Occhio alla grammatica inglese. La lingua internazionale potrebbe diventare protagonista assoluta di alcuni atenei italiani.
Pietra dello scandalo il Politecnico di Milano, che dal 2012 tenta di proporre un modello accademico monolingue con l’inglese protagonista. Docenti e Tar avevano subito messo le cose in chiaro illo tempore, ma alla fine dei giochi nel prestigioso ateneo restano solo 8 corsi in italiano. Il Consiglio di Stato chiede equilibrio, il Ministero dell’Istruzione vacilla, chiedendo una revisione per il programma 2019/20. L’Accademia della Crusca, noto baluardo della lingua italiana, si schiera invece contro il sacrificio del nostro idioma. Il linguista Claudio Marazzini ritiene che un provvedimento di questo tipo possa avere senso solo per facoltà come ingegneria e design. La questione, quindi, è davvero rinunciare all’italiano?
Già adesso le facoltà scientifiche, come ad esempio quelle di matematica e ingegneria, propongono manuali principalmente in inglese. Alcuni tecnicismi sono praticamente intraducibili in italiano. Non è possibile applicare lo stesso ragionamento alle facoltà umanistiche, dove a malapena si sostiene un esame di lingua inglese e se capita anche di letteratura. Ma rabbrividisco all’idea di sentire nominare un “Denti Alighieri” all’esame sulla Divina Commedia e capisco perfettamente Marazzini quando afferma che gli architetti debbano leggere il Vasari in italiano.
L’errore, come sempre, sta nell’estremizzazione.
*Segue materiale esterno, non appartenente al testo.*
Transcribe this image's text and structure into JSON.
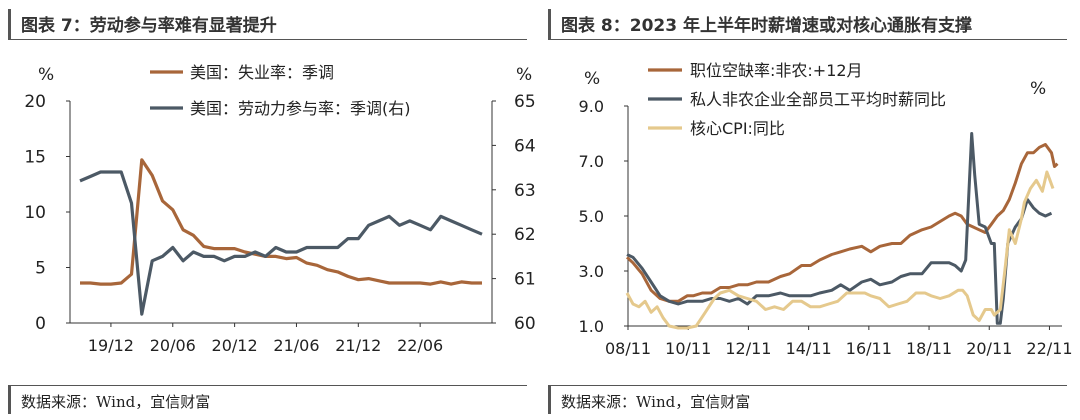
{
  "left": {
    "title": "图表 7：劳动参与率难有显著提升",
    "source": "数据来源：Wind，宜信财富",
    "chart_data": {
      "type": "line",
      "left_unit": "%",
      "right_unit": "%",
      "ylim_left": [
        0,
        20
      ],
      "ylim_right": [
        60,
        65
      ],
      "yticks_left": [
        "0",
        "5",
        "10",
        "15",
        "20"
      ],
      "yticks_right": [
        "60",
        "61",
        "62",
        "63",
        "64",
        "65"
      ],
      "xticks": [
        "19/12",
        "20/06",
        "20/12",
        "21/06",
        "21/12",
        "22/06"
      ],
      "grid": false,
      "legend_position": "top-center",
      "x_months": [
        "2019-09",
        "2019-10",
        "2019-11",
        "2019-12",
        "2020-01",
        "2020-02",
        "2020-03",
        "2020-04",
        "2020-05",
        "2020-06",
        "2020-07",
        "2020-08",
        "2020-09",
        "2020-10",
        "2020-11",
        "2020-12",
        "2021-01",
        "2021-02",
        "2021-03",
        "2021-04",
        "2021-05",
        "2021-06",
        "2021-07",
        "2021-08",
        "2021-09",
        "2021-10",
        "2021-11",
        "2021-12",
        "2022-01",
        "2022-02",
        "2022-03",
        "2022-04",
        "2022-05",
        "2022-06",
        "2022-07",
        "2022-08",
        "2022-09",
        "2022-10",
        "2022-11",
        "2022-12"
      ],
      "series": [
        {
          "name": "美国：失业率：季调",
          "axis": "left",
          "color": "#a8663a",
          "values": [
            3.6,
            3.6,
            3.5,
            3.5,
            3.6,
            4.4,
            14.7,
            13.3,
            11.0,
            10.2,
            8.4,
            7.9,
            6.9,
            6.7,
            6.7,
            6.7,
            6.4,
            6.2,
            6.0,
            6.0,
            5.8,
            5.9,
            5.4,
            5.2,
            4.8,
            4.6,
            4.2,
            3.9,
            4.0,
            3.8,
            3.6,
            3.6,
            3.6,
            3.6,
            3.5,
            3.7,
            3.5,
            3.7,
            3.6,
            3.6
          ]
        },
        {
          "name": "美国：劳动力参与率：季调(右)",
          "axis": "right",
          "color": "#4c5965",
          "values": [
            63.2,
            63.3,
            63.4,
            63.4,
            63.4,
            62.7,
            60.2,
            61.4,
            61.5,
            61.7,
            61.4,
            61.6,
            61.5,
            61.5,
            61.4,
            61.5,
            61.5,
            61.6,
            61.5,
            61.7,
            61.6,
            61.6,
            61.7,
            61.7,
            61.7,
            61.7,
            61.9,
            61.9,
            62.2,
            62.3,
            62.4,
            62.2,
            62.3,
            62.2,
            62.1,
            62.4,
            62.3,
            62.2,
            62.1,
            62.0
          ]
        }
      ]
    }
  },
  "right": {
    "title": "图表 8：2023 年上半年时薪增速或对核心通胀有支撑",
    "source": "数据来源：Wind，宜信财富",
    "chart_data": {
      "type": "line",
      "left_unit": "%",
      "right_unit": "%",
      "ylim": [
        1.0,
        9.0
      ],
      "yticks": [
        "1.0",
        "3.0",
        "5.0",
        "7.0",
        "9.0"
      ],
      "xticks": [
        "08/11",
        "10/11",
        "12/11",
        "14/11",
        "16/11",
        "18/11",
        "20/11",
        "22/11"
      ],
      "grid": false,
      "legend_position": "top-center",
      "series": [
        {
          "name": "职位空缺率:非农:+12月",
          "color": "#a8663a",
          "points": [
            [
              2008.8,
              3.5
            ],
            [
              2009.0,
              3.3
            ],
            [
              2009.3,
              2.9
            ],
            [
              2009.6,
              2.3
            ],
            [
              2009.9,
              2.0
            ],
            [
              2010.2,
              1.9
            ],
            [
              2010.5,
              1.9
            ],
            [
              2010.8,
              2.1
            ],
            [
              2011.0,
              2.1
            ],
            [
              2011.3,
              2.2
            ],
            [
              2011.6,
              2.2
            ],
            [
              2011.9,
              2.4
            ],
            [
              2012.2,
              2.4
            ],
            [
              2012.5,
              2.5
            ],
            [
              2012.8,
              2.5
            ],
            [
              2013.1,
              2.6
            ],
            [
              2013.5,
              2.6
            ],
            [
              2013.9,
              2.8
            ],
            [
              2014.2,
              2.9
            ],
            [
              2014.6,
              3.2
            ],
            [
              2014.9,
              3.2
            ],
            [
              2015.2,
              3.4
            ],
            [
              2015.6,
              3.6
            ],
            [
              2015.9,
              3.7
            ],
            [
              2016.2,
              3.8
            ],
            [
              2016.6,
              3.9
            ],
            [
              2016.9,
              3.7
            ],
            [
              2017.2,
              3.9
            ],
            [
              2017.6,
              4.0
            ],
            [
              2017.9,
              4.0
            ],
            [
              2018.2,
              4.3
            ],
            [
              2018.6,
              4.5
            ],
            [
              2018.9,
              4.6
            ],
            [
              2019.2,
              4.8
            ],
            [
              2019.5,
              5.0
            ],
            [
              2019.7,
              5.1
            ],
            [
              2019.9,
              5.0
            ],
            [
              2020.1,
              4.7
            ],
            [
              2020.3,
              4.6
            ],
            [
              2020.5,
              4.5
            ],
            [
              2020.7,
              4.4
            ],
            [
              2020.9,
              4.7
            ],
            [
              2021.1,
              5.0
            ],
            [
              2021.3,
              5.2
            ],
            [
              2021.5,
              5.6
            ],
            [
              2021.7,
              6.2
            ],
            [
              2021.9,
              6.9
            ],
            [
              2022.1,
              7.3
            ],
            [
              2022.3,
              7.3
            ],
            [
              2022.5,
              7.5
            ],
            [
              2022.7,
              7.6
            ],
            [
              2022.9,
              7.3
            ],
            [
              2023.0,
              6.8
            ],
            [
              2023.1,
              6.9
            ]
          ]
        },
        {
          "name": "私人非农企业全部员工平均时薪同比",
          "color": "#4c5965",
          "points": [
            [
              2008.8,
              3.6
            ],
            [
              2009.0,
              3.5
            ],
            [
              2009.3,
              3.1
            ],
            [
              2009.6,
              2.6
            ],
            [
              2009.9,
              2.1
            ],
            [
              2010.2,
              1.9
            ],
            [
              2010.5,
              1.8
            ],
            [
              2010.8,
              1.9
            ],
            [
              2011.0,
              1.9
            ],
            [
              2011.3,
              1.9
            ],
            [
              2011.6,
              2.0
            ],
            [
              2011.9,
              2.0
            ],
            [
              2012.2,
              1.9
            ],
            [
              2012.5,
              2.0
            ],
            [
              2012.8,
              1.8
            ],
            [
              2013.1,
              2.1
            ],
            [
              2013.5,
              2.1
            ],
            [
              2013.9,
              2.2
            ],
            [
              2014.2,
              2.1
            ],
            [
              2014.6,
              2.1
            ],
            [
              2014.9,
              2.1
            ],
            [
              2015.2,
              2.2
            ],
            [
              2015.6,
              2.3
            ],
            [
              2015.9,
              2.5
            ],
            [
              2016.2,
              2.3
            ],
            [
              2016.6,
              2.6
            ],
            [
              2016.9,
              2.7
            ],
            [
              2017.2,
              2.5
            ],
            [
              2017.6,
              2.6
            ],
            [
              2017.9,
              2.8
            ],
            [
              2018.2,
              2.9
            ],
            [
              2018.6,
              2.9
            ],
            [
              2018.9,
              3.3
            ],
            [
              2019.2,
              3.3
            ],
            [
              2019.5,
              3.3
            ],
            [
              2019.7,
              3.2
            ],
            [
              2019.9,
              3.0
            ],
            [
              2020.05,
              3.4
            ],
            [
              2020.25,
              8.0
            ],
            [
              2020.35,
              6.5
            ],
            [
              2020.5,
              4.7
            ],
            [
              2020.7,
              4.6
            ],
            [
              2020.9,
              4.0
            ],
            [
              2021.0,
              4.0
            ],
            [
              2021.1,
              1.1
            ],
            [
              2021.2,
              1.1
            ],
            [
              2021.3,
              2.0
            ],
            [
              2021.45,
              4.0
            ],
            [
              2021.7,
              4.6
            ],
            [
              2021.9,
              4.9
            ],
            [
              2022.1,
              5.6
            ],
            [
              2022.3,
              5.3
            ],
            [
              2022.5,
              5.1
            ],
            [
              2022.7,
              5.0
            ],
            [
              2022.9,
              5.1
            ]
          ]
        },
        {
          "name": "核心CPI:同比",
          "color": "#e5c98d",
          "points": [
            [
              2008.8,
              2.2
            ],
            [
              2009.0,
              1.8
            ],
            [
              2009.2,
              1.7
            ],
            [
              2009.4,
              1.9
            ],
            [
              2009.6,
              1.5
            ],
            [
              2009.8,
              1.7
            ],
            [
              2010.0,
              1.3
            ],
            [
              2010.2,
              1.0
            ],
            [
              2010.5,
              0.9
            ],
            [
              2010.8,
              0.6
            ],
            [
              2011.1,
              1.0
            ],
            [
              2011.4,
              1.5
            ],
            [
              2011.7,
              2.0
            ],
            [
              2011.9,
              2.2
            ],
            [
              2012.2,
              2.3
            ],
            [
              2012.5,
              2.1
            ],
            [
              2012.8,
              2.0
            ],
            [
              2013.1,
              1.9
            ],
            [
              2013.4,
              1.6
            ],
            [
              2013.7,
              1.7
            ],
            [
              2014.0,
              1.6
            ],
            [
              2014.3,
              1.9
            ],
            [
              2014.6,
              1.9
            ],
            [
              2014.9,
              1.7
            ],
            [
              2015.2,
              1.7
            ],
            [
              2015.5,
              1.8
            ],
            [
              2015.8,
              1.9
            ],
            [
              2016.1,
              2.2
            ],
            [
              2016.4,
              2.2
            ],
            [
              2016.7,
              2.2
            ],
            [
              2016.9,
              2.1
            ],
            [
              2017.2,
              2.0
            ],
            [
              2017.5,
              1.7
            ],
            [
              2017.8,
              1.8
            ],
            [
              2018.1,
              1.9
            ],
            [
              2018.4,
              2.2
            ],
            [
              2018.7,
              2.2
            ],
            [
              2018.9,
              2.1
            ],
            [
              2019.2,
              2.0
            ],
            [
              2019.5,
              2.1
            ],
            [
              2019.8,
              2.3
            ],
            [
              2019.95,
              2.3
            ],
            [
              2020.1,
              2.1
            ],
            [
              2020.3,
              1.4
            ],
            [
              2020.5,
              1.2
            ],
            [
              2020.7,
              1.6
            ],
            [
              2020.9,
              1.6
            ],
            [
              2021.0,
              1.4
            ],
            [
              2021.2,
              1.6
            ],
            [
              2021.35,
              3.0
            ],
            [
              2021.5,
              4.5
            ],
            [
              2021.7,
              4.0
            ],
            [
              2021.9,
              4.9
            ],
            [
              2022.0,
              5.5
            ],
            [
              2022.2,
              6.0
            ],
            [
              2022.4,
              6.3
            ],
            [
              2022.6,
              5.9
            ],
            [
              2022.75,
              6.6
            ],
            [
              2022.85,
              6.3
            ],
            [
              2022.95,
              6.0
            ]
          ]
        }
      ]
    }
  }
}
Non possiamo pensare di proporre corsi di laurea solo in inglese, ma che male ci sarebbe ad avere un’università davvero bilingue, che consentisse a tutti i neolaureati di destreggiarsi facilmente anche all’estero? Lo studio della grammatica inglese in Italia, se ne parla ormai da decenni, dovrebbe essere seriamente potenziato sin dalle elementari. Quanti studenti italiani attualmente si sentirebbero davvero in grado di seguire un corso di laurea esclusivamente in inglese? E cosa dire, invece, di chi non vuole fare l’università? C’è anche chi sceglie di lavorare dopo le superiori. La conoscenza dell’inglese, in questo caso, non è comunque fondamentale per l’inserimento nel mondo del lavoro? Anche per fare il commesso al centro di Roma richiedono un inglese fluente.
Il presente è già globalizzato e il nostro Paese per certi versi è rimasto indietro. Basta ascoltare un olandese o un danese parlare in inglese per capire quanto è rimasto indietro.
Tuttavia non so se il vero salto di qualità sia rinunciare all’italiano. Anzi, studiare in due lingue o più lingue consente lo sviluppo di una padronanza maggiore di tutto ciò che si acquisisce perché arricchisce il ragionamento. Penso che saranno d’accordo tutti quelli che hanno studiato lingue o lettere classiche: quanto cambia il modo di pensare tradurre dal greco all’italiano? E forse saranno d’accordo anche tutti gli insegnanti che almeno una volta nella vita si sono trovati a insegnare la lingua italiana a uno straniero utilizzando l’inglese come termine di paragone, perché era l’unica lingua conosciuta da entrambi i parlanti.
Se la scuola non corre in aiuto degli studenti dal principio, ai ragazzi non resta che farsi le ossa da soli. Vedendo film in lingua originale, traducendo canzoni o munendosi, come tanto piace ai Millennials, di qualche app che supporti lo studio della lingua!